Kinetics' pas de deux attempt with dance schools flops Ballet director leaves in theater dispute

September 13, 1993|By Sherry Joe | Sherry Joe,Staff Writer

A tempest in a tutu.

That's the state of affairs between the 400-student Kinetics Dance Theatre, a nonprofit Ellicott City group, and a former school director who has broken away to form her own ballet academy.

The tiff has left some members of the Howard County arts community shaking their heads over a dispute involving some of the county's most prominent dancers.

It all started last spring, when Donna Harrington-Payne and Kinetics Executive Director Dorothy Fried proposed running two schools under the auspices of Kinetics.

One school was to have focused on classical ballet and be based in the Columbia studio where Ms. Harrington-Payne taught ballet before joining Kinetics in 1991.

The other was to have continued Kinetics' emphasis on modern dance and jazz and be based at the Ellicott City headquarters of Kinetics.

But the arrangement quickly unraveled, Ms. Fried said, when Ms. Harrington-Payne began mailing information on classes without asking permission from Kinetics' board of directors.

Ms. Harrington-Payne also ran advertisements for the Ballet Royale Academy without mentioning its sister school at Kinetics, called the Contemporary School of Dance.

"She was getting too independent," Ms. Fried said. "I simply wishshe had said to me, 'I would like to leave Kinetics.' "

The upshot: Last month, the Kinetics board of directors unanimously rejected the plan for two separate schools under the umbrella of Kinetics, fearing that the separate ballet academy would be too independent.

"We felt we couldn't accommodate [Ms. Harrington-Payne] as an independent contractor under us," said board member Janet Martinez.

Ms. Harrington-Payne, who now is running the 300-student Ballet Royale Academy in Columbia without any affiliation to Kinetics, tells a different story.

"We had a mutual agreement that we were very happy to maintain two schools," Ms. Harrington-Payne said of her former partner, Ms. Fried. "I think [the board] cared about financial matters, but that's pure speculation."

Ms.

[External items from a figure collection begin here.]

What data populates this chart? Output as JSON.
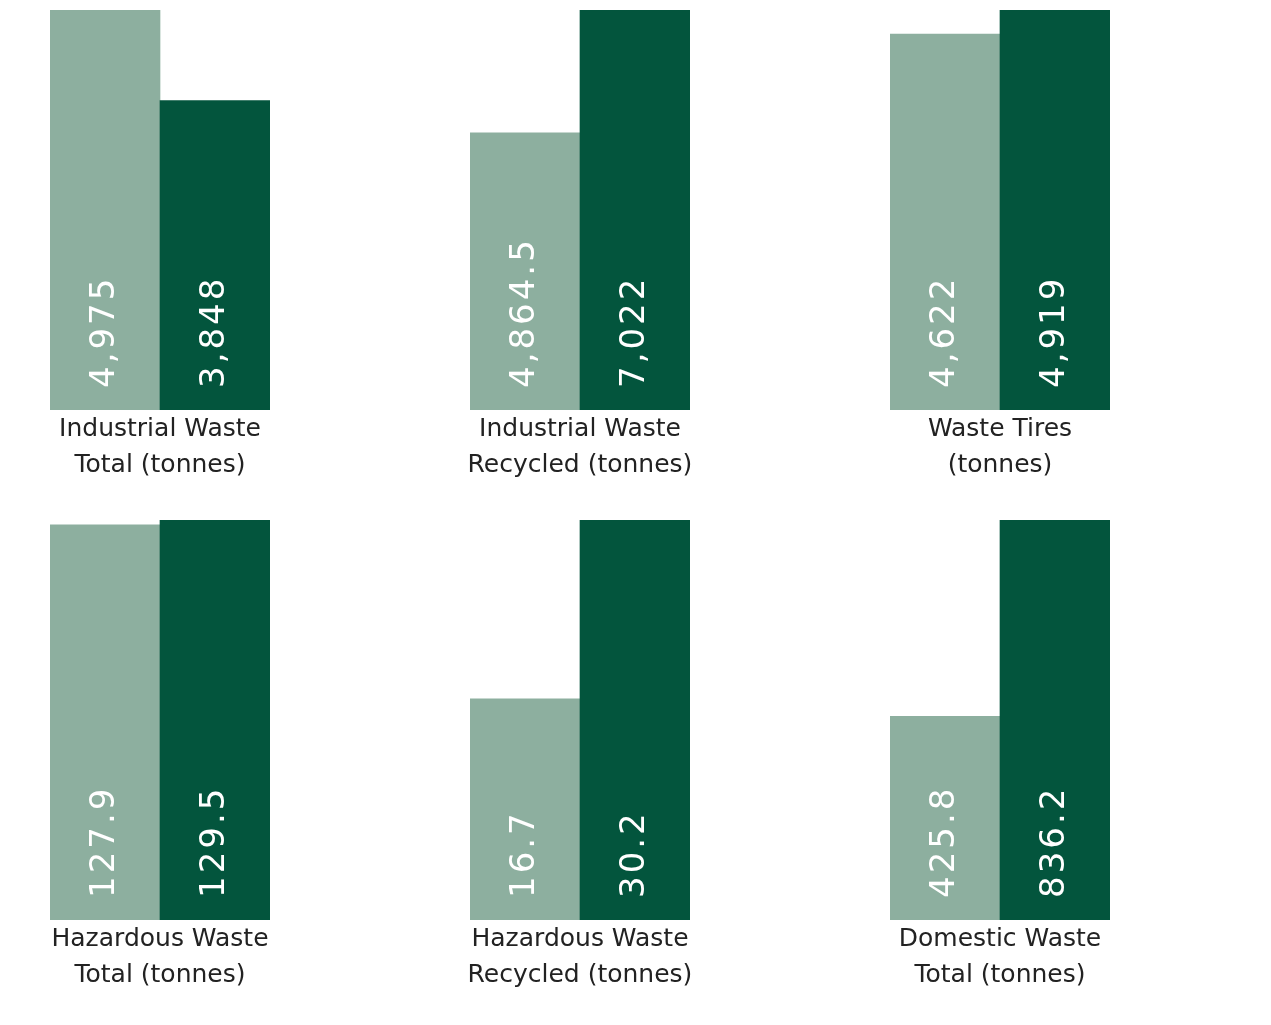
{
  "chart_data": [
    {
      "type": "bar",
      "xlabel": "Industrial Waste Total (tonnes)",
      "categories": [
        null,
        null
      ],
      "values": [
        4975,
        3848
      ],
      "colors": [
        "#8daf9f",
        "#03553d"
      ],
      "value_labels": [
        "4,975",
        "3,848"
      ]
    },
    {
      "type": "bar",
      "xlabel": "Industrial Waste Recycled (tonnes)",
      "categories": [
        null,
        null
      ],
      "values": [
        4864.5,
        7022
      ],
      "colors": [
        "#8daf9f",
        "#03553d"
      ],
      "value_labels": [
        "4,864.5",
        "7,022"
      ]
    },
    {
      "type": "bar",
      "xlabel": "Waste Tires (tonnes)",
      "categories": [
        null,
        null
      ],
      "values": [
        4622,
        4919
      ],
      "colors": [
        "#8daf9f",
        "#03553d"
      ],
      "value_labels": [
        "4,622",
        "4,919"
      ]
    },
    {
      "type": "bar",
      "xlabel": "Hazardous Waste Total (tonnes)",
      "categories": [
        null,
        null
      ],
      "values": [
        127.9,
        129.5
      ],
      "colors": [
        "#8daf9f",
        "#03553d"
      ],
      "value_labels": [
        "127.9",
        "129.5"
      ]
    },
    {
      "type": "bar",
      "xlabel": "Hazardous Waste Recycled (tonnes)",
      "categories": [
        null,
        null
      ],
      "values": [
        16.7,
        30.2
      ],
      "colors": [
        "#8daf9f",
        "#03553d"
      ],
      "value_labels": [
        "16.7",
        "30.2"
      ]
    },
    {
      "type": "bar",
      "xlabel": "Domestic Waste Total (tonnes)",
      "categories": [
        null,
        null
      ],
      "values": [
        425.8,
        836.2
      ],
      "colors": [
        "#8daf9f",
        "#03553d"
      ],
      "value_labels": [
        "425.8",
        "836.2"
      ]
    }
  ]
}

Harrington-Payne said she acted in accordance with her written contract with Kinetics.

Tensions have been building for the past two years, as Kinetics tried to operate its Ellicott City dance studio and Ms. Harrington-Payne's Columbia studio as one school.

Ms. Harrington-Payne was supposed to supervise all dance classes, but couldn't because they were offered at two separate locations, Ms.Fried said.

But Ms. Harrington-Payne contends that she had no administrative staff to help her perform her duties.

"Supporting staff is extremely important in running an organization," Ms. Harrington-Payne said. "For me, the support staff was lacking."

There were differences in philosophy as well.

"She wanted to do a lot of commercial competitions, whereas the board is more interested in choreography, presentation, and performances," Ms. Fried said.

But Ms. Harrington-Payne said she does not enter her students in any local or regional competitions, participating only in a quadrennial international competition that is taking place in Bulgaria next summer.

"My commitment is not to numbers [of students], not to money, but to students," Ms. Harrington-Payne said.

"The focus [of Kinetics] is to build a very, very strong company," she said. "My emphasis is on nurturing professional dancers that are able to perform at any level."

The whole affair saddens Mary Toth, executive director of the Howard County Arts Council, who said there is enough room in the county for both dance programs.

"Donna is a superb teacher, and Dottie [Ms. Fried] runs a superb program," Ms. Toth said. "This is unfortunate. Sometimes these things are inevitable. A lot of businesses break up because one partner doesn't see eye-to-eye."